Ieri un giovane di 14 anni è stato portato in ospedale quasi in condizioni di coma etilico dopo una serata con gli amici. Ma è solo l’ultimo episodio di una lunga serie di eccessi, di gesti inconsulti e sconsiderati. Gli esempi si potrebbero moltiplicare. Spesso penso a questi poveri ragazzi — poveri nel senso che non sanno cosa fare, cosa dire, come passare il tempo, come stare e cosa fare con la ragazza, con gli amici, a scuola e che spesso si fanno conoscere per atti osceni, violenti, drammatici, in definitiva per fatti o momenti di morte — e mi chiedo quanto soffriranno, quanto penosa deve essere la loro esistenza. Sicuramente hanno un cuore grande, un’attesa infinita, come è sempre stato per ogni uomo in tutte le età e a tutte le latitudini, ma nell’età della gioventù sappiamo che il desiderio va a mille, soprattutto in quest’epoca in cui tutto sembra ingigantito. Eppure questi ragazzi non parlano, non si esprimono, non guardano, non comunicano, non sorridono, non ridono. Tutta questa vita che gli scoppia in petto perché non esce, non dilaga, non si dà, non si concede? Perché non riescono a partecipare al mondo intero quell’energia che pure alberga nel loro cuore?

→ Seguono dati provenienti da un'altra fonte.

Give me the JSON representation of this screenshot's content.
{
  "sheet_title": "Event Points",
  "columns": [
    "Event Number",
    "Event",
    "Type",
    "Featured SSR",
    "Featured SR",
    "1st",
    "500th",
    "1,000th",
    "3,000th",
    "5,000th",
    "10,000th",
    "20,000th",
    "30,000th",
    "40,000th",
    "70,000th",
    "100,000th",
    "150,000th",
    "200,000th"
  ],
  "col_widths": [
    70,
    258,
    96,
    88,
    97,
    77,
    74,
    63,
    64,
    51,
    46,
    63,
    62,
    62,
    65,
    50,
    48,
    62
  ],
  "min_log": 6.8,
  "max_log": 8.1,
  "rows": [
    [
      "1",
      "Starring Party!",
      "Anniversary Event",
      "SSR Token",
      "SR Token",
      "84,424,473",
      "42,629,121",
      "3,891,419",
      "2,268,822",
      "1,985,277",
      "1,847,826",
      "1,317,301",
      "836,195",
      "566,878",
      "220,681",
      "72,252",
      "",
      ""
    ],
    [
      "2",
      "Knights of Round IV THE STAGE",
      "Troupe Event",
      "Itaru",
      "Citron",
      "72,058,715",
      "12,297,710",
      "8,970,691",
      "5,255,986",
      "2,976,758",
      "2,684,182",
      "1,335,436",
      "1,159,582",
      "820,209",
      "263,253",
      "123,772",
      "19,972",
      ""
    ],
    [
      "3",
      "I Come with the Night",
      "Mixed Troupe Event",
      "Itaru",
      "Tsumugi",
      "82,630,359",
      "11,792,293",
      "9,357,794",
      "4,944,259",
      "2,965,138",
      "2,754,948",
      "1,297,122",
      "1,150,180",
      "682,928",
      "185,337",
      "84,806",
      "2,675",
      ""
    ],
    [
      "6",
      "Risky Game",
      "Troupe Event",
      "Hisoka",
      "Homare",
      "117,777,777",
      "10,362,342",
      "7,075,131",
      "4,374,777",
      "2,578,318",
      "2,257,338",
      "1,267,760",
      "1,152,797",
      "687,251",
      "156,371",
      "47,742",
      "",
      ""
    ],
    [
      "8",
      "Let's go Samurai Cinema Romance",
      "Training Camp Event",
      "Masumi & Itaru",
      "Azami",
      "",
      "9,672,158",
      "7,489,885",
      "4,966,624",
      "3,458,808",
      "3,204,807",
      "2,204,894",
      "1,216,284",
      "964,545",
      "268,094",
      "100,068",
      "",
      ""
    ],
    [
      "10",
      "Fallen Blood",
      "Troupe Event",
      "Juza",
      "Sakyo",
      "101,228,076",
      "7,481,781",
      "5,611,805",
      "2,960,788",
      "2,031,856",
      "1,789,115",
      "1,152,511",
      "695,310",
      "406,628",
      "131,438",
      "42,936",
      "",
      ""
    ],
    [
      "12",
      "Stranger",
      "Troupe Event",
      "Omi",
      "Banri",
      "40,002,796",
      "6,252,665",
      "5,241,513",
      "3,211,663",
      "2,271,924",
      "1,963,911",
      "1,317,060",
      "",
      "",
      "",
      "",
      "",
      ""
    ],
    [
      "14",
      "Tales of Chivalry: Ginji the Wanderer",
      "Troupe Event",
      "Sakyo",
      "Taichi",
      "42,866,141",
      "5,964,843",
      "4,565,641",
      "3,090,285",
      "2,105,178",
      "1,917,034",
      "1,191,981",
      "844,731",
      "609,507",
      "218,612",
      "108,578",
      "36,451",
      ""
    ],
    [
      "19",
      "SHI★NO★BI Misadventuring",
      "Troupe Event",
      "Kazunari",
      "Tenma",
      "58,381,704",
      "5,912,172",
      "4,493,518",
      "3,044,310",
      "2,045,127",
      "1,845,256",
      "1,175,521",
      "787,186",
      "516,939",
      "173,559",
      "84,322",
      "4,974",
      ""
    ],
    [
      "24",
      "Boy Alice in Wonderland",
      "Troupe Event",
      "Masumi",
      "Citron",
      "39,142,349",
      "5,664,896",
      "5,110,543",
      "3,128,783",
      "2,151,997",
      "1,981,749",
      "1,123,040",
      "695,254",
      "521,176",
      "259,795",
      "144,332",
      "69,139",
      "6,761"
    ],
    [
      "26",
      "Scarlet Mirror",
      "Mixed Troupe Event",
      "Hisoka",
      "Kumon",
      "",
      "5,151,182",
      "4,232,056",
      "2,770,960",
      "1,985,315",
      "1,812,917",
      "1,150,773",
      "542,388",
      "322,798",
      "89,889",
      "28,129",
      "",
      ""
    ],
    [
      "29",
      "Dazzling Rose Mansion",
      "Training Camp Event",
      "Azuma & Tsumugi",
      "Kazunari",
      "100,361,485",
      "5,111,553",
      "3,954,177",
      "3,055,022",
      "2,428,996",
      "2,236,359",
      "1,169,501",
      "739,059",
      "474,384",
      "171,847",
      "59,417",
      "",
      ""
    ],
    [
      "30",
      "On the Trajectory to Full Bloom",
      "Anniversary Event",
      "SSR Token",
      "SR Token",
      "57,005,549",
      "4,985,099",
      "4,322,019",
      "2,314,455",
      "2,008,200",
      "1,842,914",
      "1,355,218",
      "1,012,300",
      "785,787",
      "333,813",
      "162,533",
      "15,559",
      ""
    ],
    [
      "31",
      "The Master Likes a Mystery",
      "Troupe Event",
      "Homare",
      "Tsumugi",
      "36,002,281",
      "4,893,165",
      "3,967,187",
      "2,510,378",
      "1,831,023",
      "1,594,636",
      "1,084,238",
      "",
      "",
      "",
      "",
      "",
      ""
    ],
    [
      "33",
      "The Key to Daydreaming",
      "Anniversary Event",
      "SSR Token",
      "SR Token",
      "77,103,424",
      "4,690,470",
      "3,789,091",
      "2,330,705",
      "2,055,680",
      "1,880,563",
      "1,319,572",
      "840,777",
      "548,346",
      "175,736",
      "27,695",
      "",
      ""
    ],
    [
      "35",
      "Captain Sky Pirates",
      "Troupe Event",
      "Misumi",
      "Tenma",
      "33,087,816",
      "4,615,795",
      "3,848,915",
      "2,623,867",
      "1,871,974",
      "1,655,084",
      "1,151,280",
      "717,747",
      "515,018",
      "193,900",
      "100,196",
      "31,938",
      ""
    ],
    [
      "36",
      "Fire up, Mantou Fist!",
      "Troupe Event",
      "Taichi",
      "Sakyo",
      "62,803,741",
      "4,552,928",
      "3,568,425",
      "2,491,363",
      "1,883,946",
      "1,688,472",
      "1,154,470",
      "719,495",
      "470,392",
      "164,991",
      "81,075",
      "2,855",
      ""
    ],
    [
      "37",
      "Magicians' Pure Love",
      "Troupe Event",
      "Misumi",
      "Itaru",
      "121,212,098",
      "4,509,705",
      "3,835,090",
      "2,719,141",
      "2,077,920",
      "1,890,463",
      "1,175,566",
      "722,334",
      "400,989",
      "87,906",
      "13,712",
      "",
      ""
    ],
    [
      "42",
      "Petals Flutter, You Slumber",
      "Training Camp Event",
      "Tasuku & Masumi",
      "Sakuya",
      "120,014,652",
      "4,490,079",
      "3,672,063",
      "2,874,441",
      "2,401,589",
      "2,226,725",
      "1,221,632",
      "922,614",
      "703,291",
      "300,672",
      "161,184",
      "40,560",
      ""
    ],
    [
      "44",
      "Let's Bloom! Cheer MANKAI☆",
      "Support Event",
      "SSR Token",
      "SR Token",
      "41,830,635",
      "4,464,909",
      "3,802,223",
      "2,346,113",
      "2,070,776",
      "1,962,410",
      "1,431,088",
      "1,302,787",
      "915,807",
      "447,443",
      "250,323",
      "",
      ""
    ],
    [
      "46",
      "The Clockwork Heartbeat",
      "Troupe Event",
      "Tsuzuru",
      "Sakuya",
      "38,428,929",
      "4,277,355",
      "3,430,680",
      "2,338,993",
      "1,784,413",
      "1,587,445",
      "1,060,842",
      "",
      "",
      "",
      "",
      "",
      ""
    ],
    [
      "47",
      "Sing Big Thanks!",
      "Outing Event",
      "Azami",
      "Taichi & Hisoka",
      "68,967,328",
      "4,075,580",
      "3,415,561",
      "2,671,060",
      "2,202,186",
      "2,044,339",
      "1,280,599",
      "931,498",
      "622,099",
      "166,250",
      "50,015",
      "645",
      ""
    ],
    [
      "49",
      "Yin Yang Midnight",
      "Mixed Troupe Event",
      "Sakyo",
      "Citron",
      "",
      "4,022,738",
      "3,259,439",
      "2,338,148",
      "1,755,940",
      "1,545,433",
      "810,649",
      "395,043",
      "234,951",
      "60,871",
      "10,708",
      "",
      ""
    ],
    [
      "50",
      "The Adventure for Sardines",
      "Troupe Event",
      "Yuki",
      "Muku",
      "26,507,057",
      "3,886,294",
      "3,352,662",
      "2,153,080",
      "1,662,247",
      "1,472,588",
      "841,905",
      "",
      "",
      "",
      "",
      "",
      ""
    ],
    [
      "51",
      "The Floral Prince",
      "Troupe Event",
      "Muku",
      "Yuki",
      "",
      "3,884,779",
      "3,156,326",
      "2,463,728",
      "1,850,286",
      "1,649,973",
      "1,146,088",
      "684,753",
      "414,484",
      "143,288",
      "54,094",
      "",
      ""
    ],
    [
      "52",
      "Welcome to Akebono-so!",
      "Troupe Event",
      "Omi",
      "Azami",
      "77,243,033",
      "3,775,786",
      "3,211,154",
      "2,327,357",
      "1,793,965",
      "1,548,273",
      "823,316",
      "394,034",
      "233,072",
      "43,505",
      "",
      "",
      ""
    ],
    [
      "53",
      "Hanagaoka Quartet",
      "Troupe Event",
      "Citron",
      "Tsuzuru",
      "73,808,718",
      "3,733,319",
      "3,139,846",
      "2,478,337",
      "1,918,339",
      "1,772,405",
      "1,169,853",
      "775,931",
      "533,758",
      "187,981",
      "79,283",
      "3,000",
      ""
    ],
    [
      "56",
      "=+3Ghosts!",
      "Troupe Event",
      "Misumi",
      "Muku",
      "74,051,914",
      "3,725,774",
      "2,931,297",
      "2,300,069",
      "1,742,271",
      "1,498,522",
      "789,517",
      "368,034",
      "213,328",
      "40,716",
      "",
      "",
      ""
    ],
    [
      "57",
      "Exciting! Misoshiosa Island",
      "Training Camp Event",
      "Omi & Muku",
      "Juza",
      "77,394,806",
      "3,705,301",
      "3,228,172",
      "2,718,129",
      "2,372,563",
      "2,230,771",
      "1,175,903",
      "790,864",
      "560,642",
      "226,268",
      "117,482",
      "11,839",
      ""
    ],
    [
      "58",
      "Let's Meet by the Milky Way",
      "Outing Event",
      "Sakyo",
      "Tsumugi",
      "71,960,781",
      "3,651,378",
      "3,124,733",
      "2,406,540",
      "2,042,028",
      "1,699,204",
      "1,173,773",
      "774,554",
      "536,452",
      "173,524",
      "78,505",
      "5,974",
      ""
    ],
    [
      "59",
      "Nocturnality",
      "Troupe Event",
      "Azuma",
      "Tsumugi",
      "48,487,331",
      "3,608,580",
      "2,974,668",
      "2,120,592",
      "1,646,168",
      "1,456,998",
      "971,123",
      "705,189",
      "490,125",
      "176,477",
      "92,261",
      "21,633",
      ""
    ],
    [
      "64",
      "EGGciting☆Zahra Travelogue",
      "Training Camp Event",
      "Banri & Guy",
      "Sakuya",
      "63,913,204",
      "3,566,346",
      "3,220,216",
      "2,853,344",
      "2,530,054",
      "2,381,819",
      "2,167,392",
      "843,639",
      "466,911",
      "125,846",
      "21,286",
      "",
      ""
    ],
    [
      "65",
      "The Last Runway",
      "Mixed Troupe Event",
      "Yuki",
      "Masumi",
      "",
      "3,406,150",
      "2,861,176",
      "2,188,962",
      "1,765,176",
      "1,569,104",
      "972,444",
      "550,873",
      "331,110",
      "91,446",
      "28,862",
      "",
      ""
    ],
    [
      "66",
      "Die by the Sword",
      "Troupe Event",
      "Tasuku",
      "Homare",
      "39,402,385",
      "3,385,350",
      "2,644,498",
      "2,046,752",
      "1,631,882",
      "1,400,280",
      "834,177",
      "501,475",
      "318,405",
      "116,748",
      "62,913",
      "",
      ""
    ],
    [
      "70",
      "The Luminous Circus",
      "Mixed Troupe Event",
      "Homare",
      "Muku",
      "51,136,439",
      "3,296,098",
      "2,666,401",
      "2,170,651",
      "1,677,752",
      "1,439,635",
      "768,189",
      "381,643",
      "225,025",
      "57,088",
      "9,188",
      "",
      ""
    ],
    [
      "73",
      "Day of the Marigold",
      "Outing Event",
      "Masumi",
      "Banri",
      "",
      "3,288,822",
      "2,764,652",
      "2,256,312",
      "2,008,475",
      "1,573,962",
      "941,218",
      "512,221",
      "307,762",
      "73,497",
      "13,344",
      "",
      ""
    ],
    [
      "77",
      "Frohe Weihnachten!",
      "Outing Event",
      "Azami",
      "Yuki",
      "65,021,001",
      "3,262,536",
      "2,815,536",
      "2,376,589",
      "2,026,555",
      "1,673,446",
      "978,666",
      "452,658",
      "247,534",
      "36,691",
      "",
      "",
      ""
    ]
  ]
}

Non chiedono, non sanno chiedere, eppure chiedere, alzare lo sguardo, invocare è la cosa più bella, più tranquillizzante. Pacificante perché fa intravedere l’esperienza del fidarsi. Ma per chiedere occorre imparare ad abbandonare il pregiudizio (ma forse è più opportuno parlare di giudizio) che io sono solo contro tutto e tutti, che me la devo cavare con le sole mie forze, che io mi faccio, sì mi faccio io da solo… Quanto lavoro dobbiamo compiere per ottenere che i giovani (e gli adulti) non abbiano più il problema di essere bravi, all’altezza, performanti.



Quando comincio a chiedere, ad imparare dagli altri, da chi è più grande, più avanti di me mi accorgo che sono più bello, più bello di una bellezza acuta, profonda, ammirabile, unica. Insomma il punto è lasciarsi colpire, imparare l’umiltà di lasciarsi ferire da tutto e da tanto. Occorre dare tutto e attendere tantissimo. Tutto e subito, con una pazienza infinita.

E’ importante non pensarsi arrivati, saputi, già imparati, altrimenti non riusciamo a percorrere la strada più interessante, quella di scendere nel nostro cuore, dentro noi stessi, per scoprire che c’è qualcosa che non finisce mai, che è al di là di ogni misura, un volto che crea e fa il mio stesso vero volto. 



Riusciamo a scoprire questo qualcosa e a costruire su di esso se pensiamo che la meta, anzi che l’origine, l’alba e l’aurora, il mezzogiorno e financo la sera, tutto insomma è la gioia, tutto nasce dalla gioia e porta alla gioia. Sì, quello che cerchiamo in ogni gesto e momento è la gioia. 

Non siamo e non partiamo dal dolore, dalla tristezza e dalla sconfitta, ma dal nostro cuore che vuole e cerca la gioia.